Ok, here is the truth about contrast ratios: Every one of them is a lie.
First, Contrast ratios are simply the difference between the brightest whites, and the darkest backs. These numbers are very easy to fake by adjusting the AMBIENT lighting in the testing room.
Second, because they are a ratio against black, it is very easy to throw off the readings. For example, a monitor with a black level of .5 cdm and white level of 250cdm has a ratio of 500:1. If that level is off slightly (say bad calibration, ambient light, or even just a flawed or binned display for testing) you end up with screwy results. For example, a reading of .6 cdm black changes the ratio to 416:1, while a reading of .4 will give us 625:1. In the end, all of those monitors would look IDENTICAL to the end user.
Third, The typical PC display only actually achieves 500:1~750:1. High end displays can reach 1200~1500:1. The very best I have heard of can hit 2500:1. ANY number over 2500:1 is a flat out, bold faced LIE. Ignore that number.
The numbers that REALLY matter are the numbers you will never see posted. TYPICAL black levels (many monitors barely get below 2.0 cdm, very few can sustain < .8. TYPICAL White levels are also important, as that tells you how bright that monitor can be. Lastly, uniformity. Some displays are very sloppy, and have obviously brighter edges, or center. Others have very uniform brightness.
Again, you will never see these numbers. SO, your best bet, is to do what most of us do: poke through a decent number of reviews.
Go with an ips display if you can afford it (Asus and Samsung are trying to make them affordable). Get something in a "higher end" display. For Samsung, this means avoid '3' series, and move to '5' or even '7' series displays as an example.
I use Samsung now, and like it.
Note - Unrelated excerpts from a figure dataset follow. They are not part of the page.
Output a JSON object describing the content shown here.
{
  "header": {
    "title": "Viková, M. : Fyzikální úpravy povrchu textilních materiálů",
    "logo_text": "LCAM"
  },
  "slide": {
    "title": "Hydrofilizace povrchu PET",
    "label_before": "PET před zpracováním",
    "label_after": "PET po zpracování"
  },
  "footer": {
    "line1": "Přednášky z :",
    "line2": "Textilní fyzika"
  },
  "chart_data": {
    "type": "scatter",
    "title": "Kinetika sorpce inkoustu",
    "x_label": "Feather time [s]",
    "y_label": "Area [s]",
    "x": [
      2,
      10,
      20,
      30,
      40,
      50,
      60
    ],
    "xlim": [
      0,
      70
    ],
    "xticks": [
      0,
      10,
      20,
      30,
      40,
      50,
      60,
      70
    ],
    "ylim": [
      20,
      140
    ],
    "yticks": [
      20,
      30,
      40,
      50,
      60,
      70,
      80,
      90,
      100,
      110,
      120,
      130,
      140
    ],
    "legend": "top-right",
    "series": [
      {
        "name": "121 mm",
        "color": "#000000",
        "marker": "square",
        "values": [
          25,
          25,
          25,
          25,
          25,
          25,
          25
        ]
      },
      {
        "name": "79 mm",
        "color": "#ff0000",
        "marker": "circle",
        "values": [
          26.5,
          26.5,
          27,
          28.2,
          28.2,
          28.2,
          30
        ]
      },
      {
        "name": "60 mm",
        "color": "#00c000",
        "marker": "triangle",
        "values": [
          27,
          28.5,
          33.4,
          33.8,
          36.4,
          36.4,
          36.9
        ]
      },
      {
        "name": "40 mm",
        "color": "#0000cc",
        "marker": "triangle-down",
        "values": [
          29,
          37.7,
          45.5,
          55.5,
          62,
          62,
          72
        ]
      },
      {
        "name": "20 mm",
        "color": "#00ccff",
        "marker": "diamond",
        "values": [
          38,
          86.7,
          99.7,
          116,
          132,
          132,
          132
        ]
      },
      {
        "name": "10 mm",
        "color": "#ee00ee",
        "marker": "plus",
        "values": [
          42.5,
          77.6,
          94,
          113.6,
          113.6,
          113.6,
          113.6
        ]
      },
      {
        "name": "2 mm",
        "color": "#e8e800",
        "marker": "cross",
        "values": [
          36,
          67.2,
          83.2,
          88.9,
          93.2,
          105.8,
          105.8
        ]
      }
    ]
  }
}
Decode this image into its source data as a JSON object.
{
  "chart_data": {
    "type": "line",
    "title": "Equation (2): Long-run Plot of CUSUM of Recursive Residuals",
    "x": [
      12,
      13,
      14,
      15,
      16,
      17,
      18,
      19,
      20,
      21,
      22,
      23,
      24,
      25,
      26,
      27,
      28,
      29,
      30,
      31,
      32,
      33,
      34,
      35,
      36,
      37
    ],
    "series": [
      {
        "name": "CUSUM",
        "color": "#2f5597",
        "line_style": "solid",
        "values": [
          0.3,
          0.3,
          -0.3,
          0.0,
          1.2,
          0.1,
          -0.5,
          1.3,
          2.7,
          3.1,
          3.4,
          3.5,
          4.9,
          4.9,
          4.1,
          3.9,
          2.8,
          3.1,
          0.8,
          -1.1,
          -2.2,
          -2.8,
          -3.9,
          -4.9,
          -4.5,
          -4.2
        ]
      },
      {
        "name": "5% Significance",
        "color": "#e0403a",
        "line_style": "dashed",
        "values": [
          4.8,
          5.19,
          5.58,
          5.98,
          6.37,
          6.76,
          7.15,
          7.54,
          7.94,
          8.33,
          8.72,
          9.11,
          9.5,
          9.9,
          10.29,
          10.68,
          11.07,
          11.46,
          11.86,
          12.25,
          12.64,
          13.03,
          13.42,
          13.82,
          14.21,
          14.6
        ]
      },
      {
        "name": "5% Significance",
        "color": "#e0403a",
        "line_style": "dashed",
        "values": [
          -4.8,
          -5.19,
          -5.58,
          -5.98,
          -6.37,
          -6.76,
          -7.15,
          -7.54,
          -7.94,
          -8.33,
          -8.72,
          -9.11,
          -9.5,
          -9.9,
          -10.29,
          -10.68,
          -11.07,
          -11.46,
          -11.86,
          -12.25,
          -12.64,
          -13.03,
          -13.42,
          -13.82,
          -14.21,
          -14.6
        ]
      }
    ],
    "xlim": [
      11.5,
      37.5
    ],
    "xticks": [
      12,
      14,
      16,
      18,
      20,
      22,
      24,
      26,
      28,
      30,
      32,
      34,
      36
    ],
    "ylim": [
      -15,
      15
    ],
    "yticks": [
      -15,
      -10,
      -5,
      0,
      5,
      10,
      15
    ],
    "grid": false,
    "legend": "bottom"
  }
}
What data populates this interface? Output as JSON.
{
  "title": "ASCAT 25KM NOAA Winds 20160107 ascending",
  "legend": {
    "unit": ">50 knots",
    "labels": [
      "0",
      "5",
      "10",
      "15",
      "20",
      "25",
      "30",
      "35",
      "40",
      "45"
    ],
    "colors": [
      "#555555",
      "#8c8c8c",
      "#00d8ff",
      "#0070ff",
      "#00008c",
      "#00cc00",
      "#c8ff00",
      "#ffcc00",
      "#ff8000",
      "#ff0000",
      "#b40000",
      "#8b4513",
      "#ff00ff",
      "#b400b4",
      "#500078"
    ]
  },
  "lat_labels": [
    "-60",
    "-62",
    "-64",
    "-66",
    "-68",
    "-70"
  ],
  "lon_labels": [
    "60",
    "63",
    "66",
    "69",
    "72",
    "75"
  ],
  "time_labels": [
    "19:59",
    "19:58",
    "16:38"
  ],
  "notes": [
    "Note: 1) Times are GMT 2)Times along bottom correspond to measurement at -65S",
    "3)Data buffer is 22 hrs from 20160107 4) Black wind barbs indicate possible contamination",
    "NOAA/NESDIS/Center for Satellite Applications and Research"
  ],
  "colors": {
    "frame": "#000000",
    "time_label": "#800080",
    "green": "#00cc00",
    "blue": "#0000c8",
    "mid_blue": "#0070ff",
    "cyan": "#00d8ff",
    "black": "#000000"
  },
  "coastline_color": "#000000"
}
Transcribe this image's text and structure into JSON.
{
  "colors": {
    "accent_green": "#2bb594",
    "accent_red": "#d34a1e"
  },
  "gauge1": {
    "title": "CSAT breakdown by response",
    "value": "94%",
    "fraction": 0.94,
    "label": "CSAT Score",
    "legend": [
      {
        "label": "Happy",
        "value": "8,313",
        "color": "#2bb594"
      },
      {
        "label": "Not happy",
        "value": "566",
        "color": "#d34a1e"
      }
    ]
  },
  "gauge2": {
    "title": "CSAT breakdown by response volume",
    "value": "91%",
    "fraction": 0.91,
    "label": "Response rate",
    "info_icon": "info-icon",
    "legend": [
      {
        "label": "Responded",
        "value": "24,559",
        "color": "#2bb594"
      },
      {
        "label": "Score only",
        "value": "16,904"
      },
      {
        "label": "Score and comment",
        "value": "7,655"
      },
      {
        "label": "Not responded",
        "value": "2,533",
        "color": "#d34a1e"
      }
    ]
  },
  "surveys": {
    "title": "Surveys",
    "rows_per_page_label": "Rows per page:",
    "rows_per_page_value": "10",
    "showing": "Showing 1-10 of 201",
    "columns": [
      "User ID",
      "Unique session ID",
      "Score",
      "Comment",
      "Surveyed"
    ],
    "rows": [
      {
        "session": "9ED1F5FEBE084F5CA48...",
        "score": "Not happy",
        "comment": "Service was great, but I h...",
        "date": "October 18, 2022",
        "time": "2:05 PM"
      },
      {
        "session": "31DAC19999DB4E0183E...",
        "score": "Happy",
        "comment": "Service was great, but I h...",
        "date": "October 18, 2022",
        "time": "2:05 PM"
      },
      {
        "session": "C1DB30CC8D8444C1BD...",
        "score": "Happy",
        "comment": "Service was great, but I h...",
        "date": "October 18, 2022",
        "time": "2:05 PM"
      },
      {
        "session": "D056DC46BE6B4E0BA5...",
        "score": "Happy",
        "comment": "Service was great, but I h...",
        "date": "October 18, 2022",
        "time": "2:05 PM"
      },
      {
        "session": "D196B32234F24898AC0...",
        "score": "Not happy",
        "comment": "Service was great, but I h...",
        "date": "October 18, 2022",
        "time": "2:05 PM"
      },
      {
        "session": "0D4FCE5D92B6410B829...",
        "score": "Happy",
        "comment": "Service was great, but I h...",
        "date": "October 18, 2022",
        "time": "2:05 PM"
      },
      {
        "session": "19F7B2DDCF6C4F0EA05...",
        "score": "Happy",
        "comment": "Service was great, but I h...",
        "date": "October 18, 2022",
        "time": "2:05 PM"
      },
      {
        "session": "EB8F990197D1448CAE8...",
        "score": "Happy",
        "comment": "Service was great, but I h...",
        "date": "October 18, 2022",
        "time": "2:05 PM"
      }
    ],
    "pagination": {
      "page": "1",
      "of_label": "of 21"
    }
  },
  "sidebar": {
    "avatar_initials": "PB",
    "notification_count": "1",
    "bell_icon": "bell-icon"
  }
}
But the next one, will likely be an Asus ips, like this one here
Lastly, the 1ms to 5ms times you are seeing are telling you how quickly a display can change color. The faster the change (lower number), the less ghosting you will see. Typically, anything under 8ms is considered decent. I doubt you will be able to notice the difference between a 1ms and 4ms, so don't focus too much on that.